No, it's Hans. "Hans" and "John" may be etymologically related, but if a German named Hans came to your country, you would not call him John.
I would. Just the same as if I were in It'ly, they'd call me Giacomo. Guess there's two schools of thought on that.
Um, you can't just call someone something other than their actual name (unless they've specifically told you to call them that). "John" doesn't sound like "Hans," so Hans will have no idea why you're calling him that, or maybe no idea who you're even talking to.
I highly doubt most people in Italy would call you something other than your English name (or a slight modification, if they can't pronounce it) unless you've specifically told them to. Most people aren't aware of etymological name equivalents anyway, so I doubt many would even think of "Giacomo" in the first place.

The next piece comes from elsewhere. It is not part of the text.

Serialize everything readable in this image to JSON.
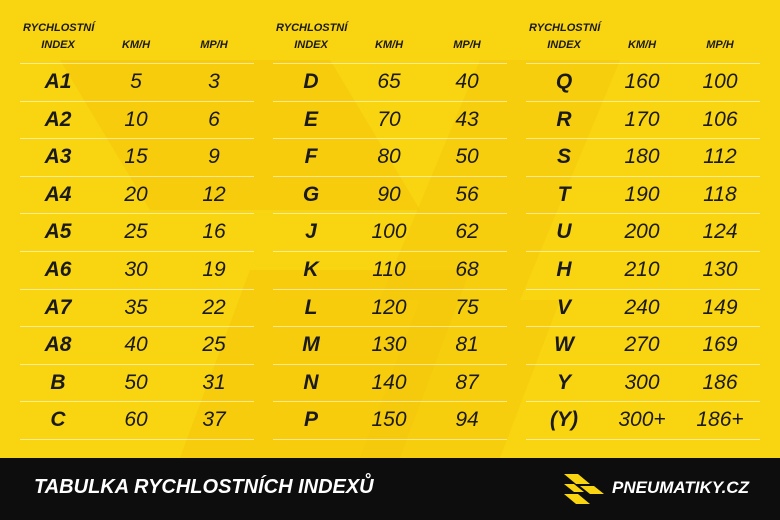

perhaps you haven't been to it'ly. they've quite found of dropping the "h" off my name. let me explain to you how it will happen, ala max von sydow in three days of the condor, sooner or later your friend'll think he's funny and think he has the liberty to call me jimbo. that's when i strike......BAMB! with the johnny!! don't like being called johnny, where do you get off calling me jimbo?! if you don't know your name variations don't come crying to me when hans starts bullying you!
ich = I
heißen is a verb meaning something like "to have the name ...; to be called ...", so ich heiße Hans could be translated as "my name is Hans; I am called Hans; I have the name Hans". The ich means "I" and the heiße is the verb form that matches it, the "am called" or "have the name" part.